Effect of HN on neuronal dendritic tree area in hippocampal neurons in vitro. Hippocampal neurons in culture (DIV 13) were briefly exposed to glutamate (5 μM), immediately incubated with HN (0.01–1 μM) and evaluated 24 h later. (A) Representative microphotographs of hippocampal neurons in culture immunostained for MAP-2. Microphotographs corresponding to 0.01 μM HN are shown, (B) Quantification of MAP-2 immunostaining using ImageJ software. Each column represents the mean ± SEM of 20–40 neurons per experimental condition. ^∧∧∧p < 0.01 vs. respective control without glutamate, ***p < 0.001 vs. respective control without HN; two-way ANOVA followed by Tukey’s test. Scale bar = 50 μm.

Figure 8

Effect of HN on SYN synaptic profile in hippocampal neurons in vitro.

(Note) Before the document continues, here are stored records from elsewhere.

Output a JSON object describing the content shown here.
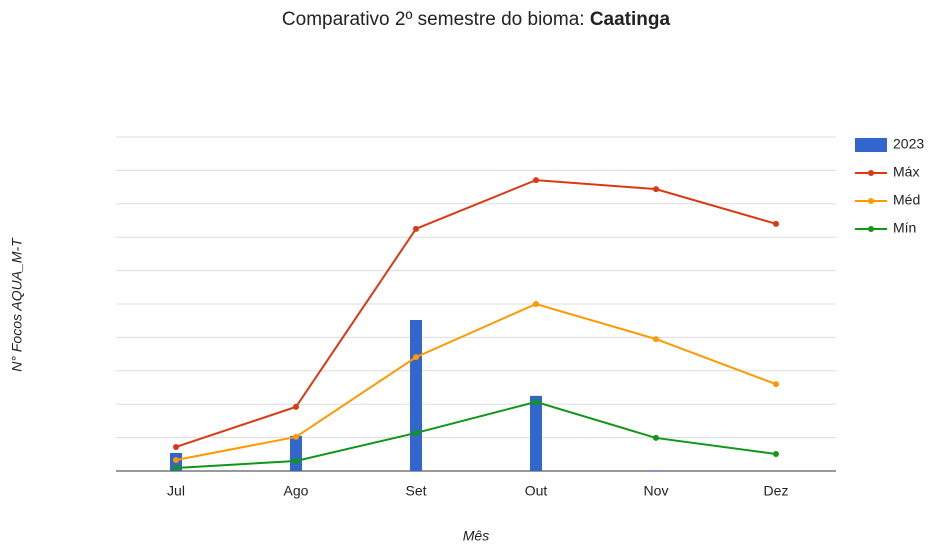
{
  "chart_data": {
    "type": "combo",
    "title": "Comparativo 2º semestre do bioma:",
    "title_bold": "Caatinga",
    "x_label": "Mês",
    "y_label": "N° Focos AQUA_M-T",
    "categories": [
      "Jul",
      "Ago",
      "Set",
      "Out",
      "Nov",
      "Dez"
    ],
    "series": [
      {
        "name": "2023",
        "kind": "bar",
        "color": "#3366cc",
        "values": [
          0.54,
          1.05,
          4.52,
          2.25,
          0.02,
          0
        ]
      },
      {
        "name": "Máx",
        "kind": "line",
        "color": "#dc3912",
        "values": [
          0.72,
          1.92,
          7.25,
          8.71,
          8.44,
          7.4
        ]
      },
      {
        "name": "Méd",
        "kind": "line",
        "color": "#ff9900",
        "values": [
          0.33,
          1.02,
          3.41,
          5.0,
          3.95,
          2.6
        ]
      },
      {
        "name": "Mín",
        "kind": "line",
        "color": "#109618",
        "values": [
          0.09,
          0.3,
          1.14,
          2.07,
          0.99,
          0.51
        ]
      }
    ],
    "ylim": [
      0,
      10
    ],
    "yticks": [
      0,
      1,
      2,
      3,
      4,
      5,
      6,
      7,
      8,
      9,
      10
    ],
    "grid": true,
    "legend": "right"
  }
}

Hippocampal neurons in culture (DIV 13) were briefly exposed to glutamate (5 μM), immediately incubated with HN (0.01–1 μM) and evaluated 24 h later. (A) Representative microphotographs of hippocampal neurons in culture immunostained for SYN. Microphotographs corresponding to 0.01 μM HN are shown. Insets (3× magnification) detail SYN immunostaining pattern. (B) Quantification of total SYN puncta area, SYN puncta number and individual SYN puncta area using ImageJ software. Each column represents the mean ± SEM of 20–40 neurons per experimental condition. ^∧∧∧p < 0.01 vs. respective control without glutamate, **p < 0.01, ***p < 0.001 vs. respective control without HN; two-way ANOVA followed by Tukey’s test. Scale bar = 50 μm.